Çin’in 400 milyon ton düzeyindeki kapasite fazlalığı yanında, tüketimindeki düşüş sebebiyle, her yıl artan ihtiyaç fazlası üretimin, diğer ülkelerdeki çelik piyasalarına yönlendirmesi, dünya çapında çelik pazarlarındaki ve fiyatlarındaki dengeleri derinden sarsıcı etkiler yaratıyor. Bu durum her ülkenin stratejik sektör olarak kabul ettiği kendi çelik sektörünü koruyucu tedbirler almasına yol açıyor. Türkiye’de bu tedbirlerin alınmasında gecikildiği görülüyor. Son 3 yıl içerisinde, üretimde ortaya çıkan % 11 civarındaki kayıp yanında, ihracatın 3.3 milyon ton ile miktar açısından % 16; değer açısından % 27 düştüğü, ithalatın ise miktar açısından % 52, değer açısından, % 11 oranında arttığı görülüyor. Başka bir ifade ile, son 3 yıl içerisinde çelik ürünleri ihracatında 4.6 milyar dolar tutarındaki gerileme ve çelik ürünleri ithalatında 1.3 milyar dolar tutarındaki artış yüzünden, sadece çelik ürünleri ticaretinin cari işlemler dengesi üzerinde 6 milyar dolar civarında negatif etki yaratmış olması, geçmişte dünyanın en hızlı büyüyen çelik sektörleri arasında yer alan çelik sektörümüzün içerisinde bulunduğu olumsuzlukları ve bu duruma acil çözüm üretilmesinin ekonomi açısından hayati önemini ortaya koyuyor.
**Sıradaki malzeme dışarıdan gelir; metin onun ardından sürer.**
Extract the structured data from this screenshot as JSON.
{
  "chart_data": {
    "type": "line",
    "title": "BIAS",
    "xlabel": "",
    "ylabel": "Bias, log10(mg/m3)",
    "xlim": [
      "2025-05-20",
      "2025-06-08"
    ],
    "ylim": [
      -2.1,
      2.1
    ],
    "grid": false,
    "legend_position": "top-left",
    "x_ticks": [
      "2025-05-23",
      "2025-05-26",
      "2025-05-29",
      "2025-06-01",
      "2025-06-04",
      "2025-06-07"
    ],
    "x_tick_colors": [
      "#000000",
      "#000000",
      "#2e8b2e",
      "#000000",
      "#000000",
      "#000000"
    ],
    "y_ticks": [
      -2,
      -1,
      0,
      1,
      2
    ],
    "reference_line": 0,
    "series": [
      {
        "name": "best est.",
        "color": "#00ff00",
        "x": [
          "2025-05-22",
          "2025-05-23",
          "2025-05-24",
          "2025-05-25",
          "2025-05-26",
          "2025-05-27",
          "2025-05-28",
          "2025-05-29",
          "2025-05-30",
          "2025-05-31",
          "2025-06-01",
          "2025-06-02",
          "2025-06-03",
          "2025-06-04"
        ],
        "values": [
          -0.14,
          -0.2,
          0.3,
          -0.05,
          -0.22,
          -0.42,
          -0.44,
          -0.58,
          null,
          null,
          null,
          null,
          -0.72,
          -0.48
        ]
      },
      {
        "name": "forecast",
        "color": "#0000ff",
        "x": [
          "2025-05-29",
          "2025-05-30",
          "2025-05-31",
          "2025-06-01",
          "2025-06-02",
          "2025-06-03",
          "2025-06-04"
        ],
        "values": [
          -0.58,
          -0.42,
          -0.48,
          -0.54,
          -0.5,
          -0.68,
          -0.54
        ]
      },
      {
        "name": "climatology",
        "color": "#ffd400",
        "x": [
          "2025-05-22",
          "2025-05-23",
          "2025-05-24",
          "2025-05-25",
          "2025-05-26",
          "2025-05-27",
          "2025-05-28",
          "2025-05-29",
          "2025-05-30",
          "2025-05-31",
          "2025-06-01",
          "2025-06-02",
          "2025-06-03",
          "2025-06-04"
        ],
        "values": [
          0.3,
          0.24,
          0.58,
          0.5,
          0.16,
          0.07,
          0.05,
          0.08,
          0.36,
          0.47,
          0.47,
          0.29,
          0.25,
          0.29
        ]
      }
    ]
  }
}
Hâl böyle iken, girdi maliyeleri üzerindeki yüklerin halen sürdürülüyor olması, sektörün durumunun dikkate alınmadığını ve kurumsal bazdaki çıkarlar ön planda tutulurken, ülkemizin âli menfaatlerinin göz ardı edildiğini gösteriyor. Oysa ki, sadece bu yılın ilk yarısındaki 1 milyon tonluk üretim ve 1.7 milyar dolarlık ihracat kaybı, Ülkemiz ekonomisi için, devletin sektör üzerinden almaya devam edilen fon ve kesintiler ile, kıyas kabul etmeyecek derecede yüksek kayıpları ifade ediyor. Senelerdir gündeme getirilen ve artık kangren haline gelmiş bulunan bu sorunların daha fazla uzatılmadan çözülmesi yönünde irade sergilenmesine ihtiyaç duyuluyor.